The chart says that at the first briefing, on Sept. 4, 2002, Ms. Pelosi, then the top Democrat on the House Intelligence Committee, and Representative Porter J. Goss, then the committee’s Republican chairman, were given a “description” of the interrogation methods that “had been employed” against a prisoner, Abu Zubaydah.

Where are we now, was it she was in the room but on the telephone when the technique was described, or was in the room but not listening, or in the room but thought it was just hypothetical, or was in the room but was told she wouldn’t be tested on the material. Maybe the dog ate her homework, so she was excused from class that day. At this point, it is hard to keep her story straight.

Pelosi has lost any measure of credibility on the issue of waterboarding. She would be credible if she said, “I knew about it but given the threat assessment and the need to protect the country, I went along.” Or, “I knew about it and made a mistake.” Almost anything other than the stories she is telling would have preserved Pelosi’s credibility.

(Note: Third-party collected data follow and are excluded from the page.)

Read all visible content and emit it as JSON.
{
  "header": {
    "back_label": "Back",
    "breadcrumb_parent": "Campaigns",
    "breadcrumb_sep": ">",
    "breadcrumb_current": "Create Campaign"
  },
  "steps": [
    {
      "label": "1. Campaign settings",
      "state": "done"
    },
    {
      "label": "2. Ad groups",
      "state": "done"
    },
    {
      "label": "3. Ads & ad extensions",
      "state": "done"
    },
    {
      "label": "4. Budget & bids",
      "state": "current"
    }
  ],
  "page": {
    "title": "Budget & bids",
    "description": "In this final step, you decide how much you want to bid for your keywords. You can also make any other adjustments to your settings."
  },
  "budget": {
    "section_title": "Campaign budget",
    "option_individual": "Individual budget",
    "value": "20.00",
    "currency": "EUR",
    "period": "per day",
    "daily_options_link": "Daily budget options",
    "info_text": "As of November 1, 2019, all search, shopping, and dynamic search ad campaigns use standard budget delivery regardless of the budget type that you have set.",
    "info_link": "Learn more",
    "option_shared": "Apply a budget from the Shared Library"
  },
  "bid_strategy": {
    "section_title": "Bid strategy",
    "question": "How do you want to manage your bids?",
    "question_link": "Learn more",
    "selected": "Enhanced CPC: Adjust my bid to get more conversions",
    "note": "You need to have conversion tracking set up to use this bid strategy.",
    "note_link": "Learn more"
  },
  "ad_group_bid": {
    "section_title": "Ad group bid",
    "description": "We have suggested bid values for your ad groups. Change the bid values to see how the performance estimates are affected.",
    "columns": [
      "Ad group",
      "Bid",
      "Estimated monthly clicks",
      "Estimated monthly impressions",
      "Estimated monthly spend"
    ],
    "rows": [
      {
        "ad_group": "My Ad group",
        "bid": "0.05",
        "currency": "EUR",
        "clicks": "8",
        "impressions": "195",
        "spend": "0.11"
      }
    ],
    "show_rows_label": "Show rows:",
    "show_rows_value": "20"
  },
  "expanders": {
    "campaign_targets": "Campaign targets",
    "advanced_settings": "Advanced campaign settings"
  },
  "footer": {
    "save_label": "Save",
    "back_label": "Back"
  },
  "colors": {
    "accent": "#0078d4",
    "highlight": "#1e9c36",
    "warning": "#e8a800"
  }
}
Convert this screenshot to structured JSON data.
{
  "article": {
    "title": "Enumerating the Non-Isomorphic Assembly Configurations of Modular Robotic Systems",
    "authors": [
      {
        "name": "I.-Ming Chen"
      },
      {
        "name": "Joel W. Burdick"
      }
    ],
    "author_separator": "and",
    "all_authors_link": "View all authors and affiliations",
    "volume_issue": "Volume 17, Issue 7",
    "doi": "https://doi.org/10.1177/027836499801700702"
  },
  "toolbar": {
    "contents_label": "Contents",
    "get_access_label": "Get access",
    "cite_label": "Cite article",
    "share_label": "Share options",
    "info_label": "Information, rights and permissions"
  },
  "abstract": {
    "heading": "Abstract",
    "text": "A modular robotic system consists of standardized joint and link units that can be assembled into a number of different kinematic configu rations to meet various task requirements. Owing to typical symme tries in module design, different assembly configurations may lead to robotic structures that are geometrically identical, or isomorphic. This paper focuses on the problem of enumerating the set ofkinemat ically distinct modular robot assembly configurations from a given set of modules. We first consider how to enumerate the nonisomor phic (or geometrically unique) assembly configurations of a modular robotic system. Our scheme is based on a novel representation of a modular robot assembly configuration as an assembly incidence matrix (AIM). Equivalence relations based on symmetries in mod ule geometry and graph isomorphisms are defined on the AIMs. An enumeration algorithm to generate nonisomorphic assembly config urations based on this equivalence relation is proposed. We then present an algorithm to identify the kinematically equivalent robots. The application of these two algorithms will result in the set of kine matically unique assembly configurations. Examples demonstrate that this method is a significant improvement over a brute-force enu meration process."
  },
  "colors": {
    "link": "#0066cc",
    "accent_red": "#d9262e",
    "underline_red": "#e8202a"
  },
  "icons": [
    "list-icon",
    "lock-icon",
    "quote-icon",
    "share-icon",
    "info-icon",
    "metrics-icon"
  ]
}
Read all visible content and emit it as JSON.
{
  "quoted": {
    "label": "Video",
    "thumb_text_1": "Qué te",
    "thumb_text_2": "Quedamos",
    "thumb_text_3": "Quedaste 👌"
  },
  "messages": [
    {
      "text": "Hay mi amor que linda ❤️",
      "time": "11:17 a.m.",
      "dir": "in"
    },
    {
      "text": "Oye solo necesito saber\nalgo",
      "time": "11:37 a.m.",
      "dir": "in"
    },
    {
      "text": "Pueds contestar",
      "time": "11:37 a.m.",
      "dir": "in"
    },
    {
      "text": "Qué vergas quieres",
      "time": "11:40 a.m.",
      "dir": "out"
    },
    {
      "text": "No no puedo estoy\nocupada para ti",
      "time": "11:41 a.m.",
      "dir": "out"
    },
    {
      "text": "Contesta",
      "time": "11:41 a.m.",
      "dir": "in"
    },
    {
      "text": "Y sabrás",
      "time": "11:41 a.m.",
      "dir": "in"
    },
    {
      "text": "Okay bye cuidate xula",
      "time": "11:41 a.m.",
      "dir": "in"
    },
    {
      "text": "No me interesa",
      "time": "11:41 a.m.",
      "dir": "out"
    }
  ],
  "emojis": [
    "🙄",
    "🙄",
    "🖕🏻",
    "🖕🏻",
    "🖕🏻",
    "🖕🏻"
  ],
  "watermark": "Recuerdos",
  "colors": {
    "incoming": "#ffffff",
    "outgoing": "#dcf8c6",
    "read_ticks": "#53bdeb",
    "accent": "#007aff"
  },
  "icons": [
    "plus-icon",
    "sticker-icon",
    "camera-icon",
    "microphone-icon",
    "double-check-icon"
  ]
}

And that gets me to the second point, thinking two steps ahead. Pelosi, over the objections of Obama and Harry Reid, has been pushing for a “truth commission” to find out who knew what and when about waterboarding. Huh? Pelosi already knows the answer. She was in the room. So she is demanding an investigation which likely will prove her to be less than wholly truthful with the truth. Brilliant.

Admittedly, I’ve never been good at chess. Thinking two steps ahead is more a checkers kind of analysis. Chess requires that one think at least several steps ahead. But one thing I do know, because I was a Yes fan as a teenager, is that you should not surround yourself with yourself, which is exactly what Pelosi has done.


UPDATE: The Other McCain links and thinks Roundabout is superior. You be the judge.

UPDATE No. 2: A more important question: Why Doesn’t the Left Call for Pelosi’s Resignation? and now this: Pelosi’s amnesia – Either that or she slept through CIA briefings

UPDATE No. 3: I didn’t see this one coming (via Instapundit)(emphasis mine):

House Speaker Nancy Pelosi insisted Friday that she was briefed only once about the “enhanced” interrogation techniques being used on terrorism suspects and that she was assured by lawyers with the CIA and the Department of Justice that the methods were legal.

UPDATE No. 4: And version at least no. 4:

House Speaker Nancy Pelosi learned in early 2003 that the Bush administration was waterboarding terror detainees but didn’t protest directly out of respect for “appropriate” legislative channels, a person familiar with the situation said Monday.